A group of Israel Prize laureates and other notable artists and academics endorsed Palestinian plans to declare independence along 1967 lines at a Tel Aviv ceremony.

Thursday’s rally was held next to the building where Israel’s founders declared statehood in 1948.

At an event that became heated when right-wing protesters heckled the group along with some 200 supporters with calls of “traitors” and “the left supports terror,” the declaration was read aloud.

“The Jewish people arose in the Land of Israel, where its character was forged. The Palestinian people is rising in Palestine, where its character was forged,” the declaration said.

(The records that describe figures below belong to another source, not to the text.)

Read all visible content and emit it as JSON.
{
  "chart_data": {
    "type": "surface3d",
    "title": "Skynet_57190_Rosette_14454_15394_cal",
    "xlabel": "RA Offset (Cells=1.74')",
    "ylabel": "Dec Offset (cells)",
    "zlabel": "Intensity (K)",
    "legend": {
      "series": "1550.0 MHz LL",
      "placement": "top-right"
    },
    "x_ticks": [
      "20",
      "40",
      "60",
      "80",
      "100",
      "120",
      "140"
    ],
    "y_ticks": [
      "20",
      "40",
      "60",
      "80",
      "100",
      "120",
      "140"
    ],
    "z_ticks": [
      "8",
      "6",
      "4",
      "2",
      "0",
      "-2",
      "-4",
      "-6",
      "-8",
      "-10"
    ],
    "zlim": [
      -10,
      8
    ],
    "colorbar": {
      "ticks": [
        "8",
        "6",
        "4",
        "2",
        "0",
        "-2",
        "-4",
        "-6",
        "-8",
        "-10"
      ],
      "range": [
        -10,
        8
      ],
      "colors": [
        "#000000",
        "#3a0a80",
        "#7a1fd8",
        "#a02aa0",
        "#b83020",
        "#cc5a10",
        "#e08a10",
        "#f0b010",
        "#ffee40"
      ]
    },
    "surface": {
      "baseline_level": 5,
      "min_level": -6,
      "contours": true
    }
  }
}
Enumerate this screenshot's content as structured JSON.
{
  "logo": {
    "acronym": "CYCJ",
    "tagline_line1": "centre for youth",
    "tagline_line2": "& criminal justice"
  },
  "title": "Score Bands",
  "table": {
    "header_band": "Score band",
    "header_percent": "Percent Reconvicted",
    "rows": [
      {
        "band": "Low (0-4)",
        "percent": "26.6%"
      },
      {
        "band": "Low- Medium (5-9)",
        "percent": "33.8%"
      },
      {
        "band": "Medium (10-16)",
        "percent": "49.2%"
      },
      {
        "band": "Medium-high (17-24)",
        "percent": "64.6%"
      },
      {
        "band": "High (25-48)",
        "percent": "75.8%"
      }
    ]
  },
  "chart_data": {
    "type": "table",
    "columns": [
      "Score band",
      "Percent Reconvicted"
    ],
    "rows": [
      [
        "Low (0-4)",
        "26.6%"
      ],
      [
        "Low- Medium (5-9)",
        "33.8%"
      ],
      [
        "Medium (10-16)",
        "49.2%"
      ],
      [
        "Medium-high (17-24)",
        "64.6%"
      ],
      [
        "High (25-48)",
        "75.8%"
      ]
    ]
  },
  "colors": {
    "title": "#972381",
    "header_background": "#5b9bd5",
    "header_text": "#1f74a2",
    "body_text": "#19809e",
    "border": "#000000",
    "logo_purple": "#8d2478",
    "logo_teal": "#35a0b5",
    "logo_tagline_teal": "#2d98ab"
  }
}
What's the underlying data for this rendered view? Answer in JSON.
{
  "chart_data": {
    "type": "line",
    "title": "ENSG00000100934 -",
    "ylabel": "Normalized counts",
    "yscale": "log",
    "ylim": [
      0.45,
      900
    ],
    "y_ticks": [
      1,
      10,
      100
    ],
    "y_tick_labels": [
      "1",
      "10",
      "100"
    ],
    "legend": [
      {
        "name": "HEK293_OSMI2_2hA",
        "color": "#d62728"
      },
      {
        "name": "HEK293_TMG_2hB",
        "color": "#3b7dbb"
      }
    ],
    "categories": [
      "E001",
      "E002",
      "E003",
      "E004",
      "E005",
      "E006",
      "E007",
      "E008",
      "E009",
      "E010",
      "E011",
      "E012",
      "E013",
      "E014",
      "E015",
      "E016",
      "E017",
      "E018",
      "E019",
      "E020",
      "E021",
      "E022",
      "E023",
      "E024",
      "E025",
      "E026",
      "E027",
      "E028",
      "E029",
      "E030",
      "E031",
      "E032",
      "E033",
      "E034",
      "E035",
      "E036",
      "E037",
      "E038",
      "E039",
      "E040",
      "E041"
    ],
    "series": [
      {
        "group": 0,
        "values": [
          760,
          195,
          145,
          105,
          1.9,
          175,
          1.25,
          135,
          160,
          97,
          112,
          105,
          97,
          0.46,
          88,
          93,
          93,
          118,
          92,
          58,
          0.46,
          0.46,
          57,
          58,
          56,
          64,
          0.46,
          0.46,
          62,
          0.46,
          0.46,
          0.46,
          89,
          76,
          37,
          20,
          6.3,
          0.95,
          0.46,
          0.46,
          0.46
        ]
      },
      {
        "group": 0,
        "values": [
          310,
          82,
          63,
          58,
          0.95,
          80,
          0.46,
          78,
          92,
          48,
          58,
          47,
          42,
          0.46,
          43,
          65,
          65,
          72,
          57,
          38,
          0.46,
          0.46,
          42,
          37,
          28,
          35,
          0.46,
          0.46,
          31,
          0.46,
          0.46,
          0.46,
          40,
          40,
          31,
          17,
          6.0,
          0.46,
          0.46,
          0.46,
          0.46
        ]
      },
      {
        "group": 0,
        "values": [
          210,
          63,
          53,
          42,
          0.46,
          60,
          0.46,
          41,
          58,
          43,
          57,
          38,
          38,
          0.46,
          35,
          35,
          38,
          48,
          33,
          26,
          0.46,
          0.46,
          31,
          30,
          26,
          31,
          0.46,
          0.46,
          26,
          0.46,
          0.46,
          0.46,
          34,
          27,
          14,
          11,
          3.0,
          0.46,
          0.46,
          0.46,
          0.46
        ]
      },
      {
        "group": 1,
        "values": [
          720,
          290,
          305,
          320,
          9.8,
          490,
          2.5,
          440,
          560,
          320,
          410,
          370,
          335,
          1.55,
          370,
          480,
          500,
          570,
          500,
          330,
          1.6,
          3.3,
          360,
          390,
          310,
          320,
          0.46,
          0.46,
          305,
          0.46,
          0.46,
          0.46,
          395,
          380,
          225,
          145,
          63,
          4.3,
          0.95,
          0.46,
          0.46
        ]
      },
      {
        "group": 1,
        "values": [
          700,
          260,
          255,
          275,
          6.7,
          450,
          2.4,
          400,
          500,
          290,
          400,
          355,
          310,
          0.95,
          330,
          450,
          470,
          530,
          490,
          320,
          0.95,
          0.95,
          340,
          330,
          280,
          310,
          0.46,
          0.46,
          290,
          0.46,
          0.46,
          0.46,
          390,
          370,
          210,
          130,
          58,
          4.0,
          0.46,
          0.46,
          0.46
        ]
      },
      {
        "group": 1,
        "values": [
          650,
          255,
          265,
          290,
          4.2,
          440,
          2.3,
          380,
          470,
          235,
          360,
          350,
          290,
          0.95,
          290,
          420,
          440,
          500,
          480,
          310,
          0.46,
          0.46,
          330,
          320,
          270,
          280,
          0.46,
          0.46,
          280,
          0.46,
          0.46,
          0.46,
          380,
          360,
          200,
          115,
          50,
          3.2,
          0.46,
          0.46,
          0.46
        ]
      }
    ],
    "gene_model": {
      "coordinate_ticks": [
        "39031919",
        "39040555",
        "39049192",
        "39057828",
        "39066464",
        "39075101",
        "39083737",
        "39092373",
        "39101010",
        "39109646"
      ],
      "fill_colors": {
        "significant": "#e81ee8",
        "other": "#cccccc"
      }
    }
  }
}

“We call on everyone who seeks peace and freedom for all peoples to support the declaration of Palestinian statehood, and to act in a way that encourages the citizens of the two states to maintain peaceful relations on the basis of the 1967 borders,” it said.

“The total end to the occupation,” declaration said, “is a fundamental precondition for the liberation of the two peoples.”

Police were forced to physically separate the left-wing and right-wing groups.

With peace talks at a standstill, the Palestinians have decided to seek recognition of statehood from the U.N. General Assembly in September—a move Israeli Defense Minister Ehud Barak has warned could launch a “diplomatic tsunami.”

Analysts are predicting increased political isolation and possible economic sanctions for Israel should a Palestinian state be internationally recognized.

Israel and the United States have rejected the idea of the Palestinians going to the United Nations for recognition before a peace deal is forged.

Among those watching Thursday’s event was Hanna Keller, 82, who also attended the 1948 Israeli declaration of independence as a teenaged soldier in the Haganah, the prestate militia.

“We were full of hope then that there would be two states but that never came to be,” she said. “Only if we both have states can we both survive.”